Acara tersebut resmi dibuka oleh Sekretaris Daerah Kabupaten Sukabumi, H. Ade Suryaman, di Aula DP3A Kabupaten Sukabumi, pada Rabu (29/7/2026).
Dalam arahannya, Sekda H. Ade Suryaman menekankan bahwa Musrenbang Anak adalah wadah krusial bagi generasi penerus untuk menentukan arah pembangunan daerah.
"Oleh karena itu, kegiatan ini diharapkan dapat meningkatkan kesadaran semua elemen, bahwa anak harus diberi tempat dan perhatian yang layak. Sehingga ke depan Musrenbang ini menjadi momentum untuk memperkuat komitmen bersama, bahwa setiap anak adalah suara masa depan Kabupaten Sukabumi," tegasnya.
Lebih lanjut, Sekda berpesan kepada seluruh peserta forum anak yang hadir untuk tidak ragu menyampaikan gagasan, kritik, dan harapan demi kemajuan daerah.
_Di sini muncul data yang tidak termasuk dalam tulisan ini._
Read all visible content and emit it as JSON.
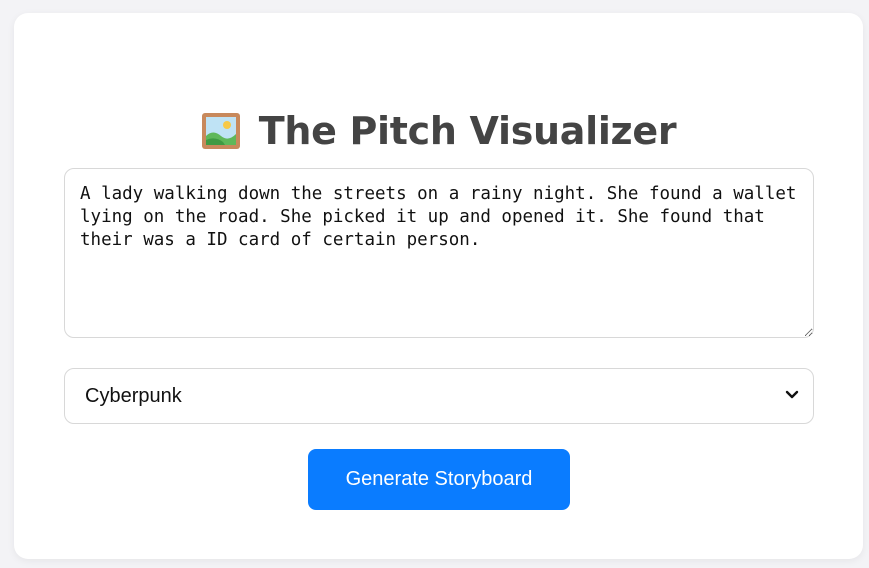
{
  "app": {
    "title": "The Pitch Visualizer",
    "title_icon": "framed-picture-icon"
  },
  "story": {
    "value": "A lady walking down the streets on a rainy night. She found a wallet lying on the road. She picked it up and opened it. She found that their was a ID card of certain person."
  },
  "style_select": {
    "selected": "Cyberpunk"
  },
  "actions": {
    "generate_label": "Generate Storyboard"
  },
  "colors": {
    "background": "#f3f3f6",
    "card": "#ffffff",
    "title_text": "#444444",
    "button_bg": "#0a7cff",
    "button_text": "#ffffff",
    "border": "#d8d8d8"
  }
}
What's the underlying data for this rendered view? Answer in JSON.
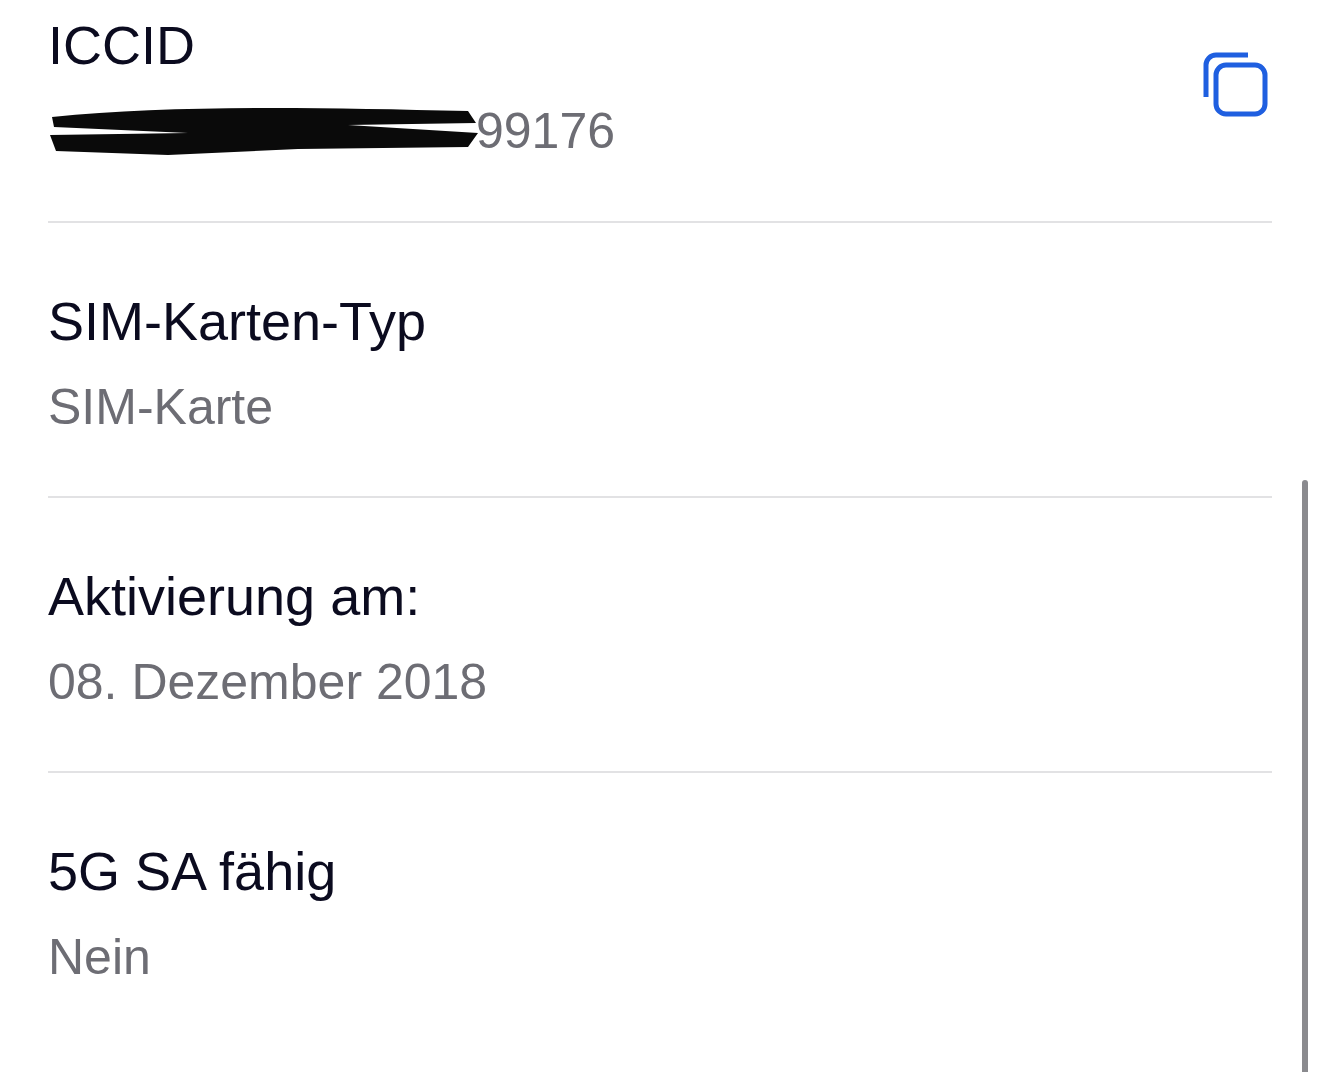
{
  "fields": [
    {
      "label": "ICCID",
      "value": "99176",
      "redacted": true,
      "copyable": true
    },
    {
      "label": "SIM-Karten-Typ",
      "value": "SIM-Karte"
    },
    {
      "label": "Aktivierung am:",
      "value": "08. Dezember 2018"
    },
    {
      "label": "5G SA fähig",
      "value": "Nein"
    }
  ]
}
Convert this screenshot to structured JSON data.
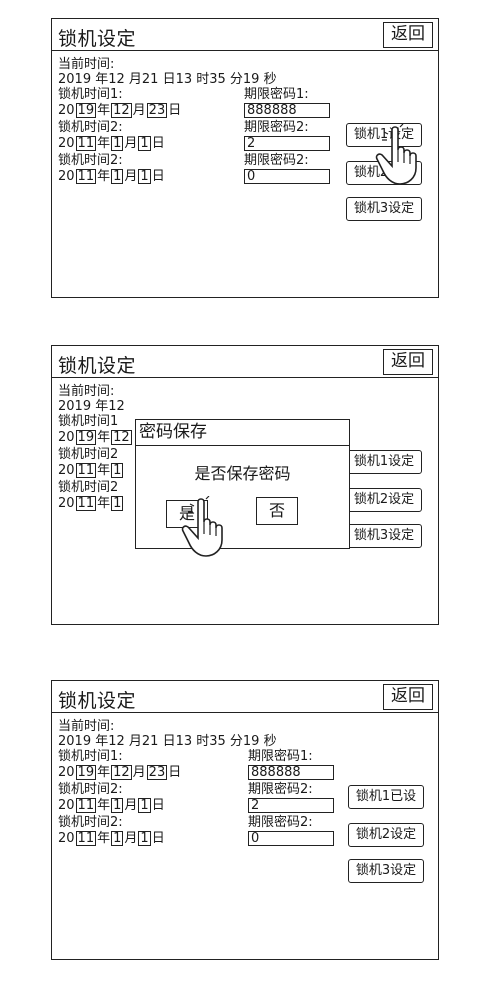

Sementara itu, Ketua 1 Forum Anak Daerah Kabupaten Sukabumi, Syarief Dewangga, menegaskan bahwa acara ini merupakan bentuk nyata partisipasi anak dalam menyuarakan haknya dan berkontribusi langsung pada kebijakan pembangunan.
“Musrenbang anak ini adalah bentuk nyata bahwa suara anak itu layak didengar, dipertimbangkan, dan menjadi bagian dalam proses pembangunan. Tema yang kita usung hari ini adalah _Partisipasi Bermakna untuk Mewujudkan Kabupaten Sukabumi Layak Anak_,” tuturnya.
Syarief juga melaporkan bahwa FAD Kabupaten Sukabumi telah menghimpun tidak kurang dari 5.570 suara anak dari berbagai pelosok wilayah. Suara-suara tersebut telah dikurasi menjadi isu-isu prioritas yang sangat penting untuk segera ditindaklanjuti oleh pemerintah daerah.
Kegiatan dilanjutkan dengan sesi _Focus Group Discussion_ (FGD) yang mempertemukan perwakilan Forum Anak Daerah dengan unsur Perangkat Daerah terkait di Pemkab Sukabumi.
Pemkab Sukabumi menargetkan, melalui Musrenbang Anak dan tindak lanjut FGD ini, poin-poin usulan yang dihasilkan dapat terakomodasi secara konkret di dalam RKPD Kabupaten Sukabumi Tahun 2026.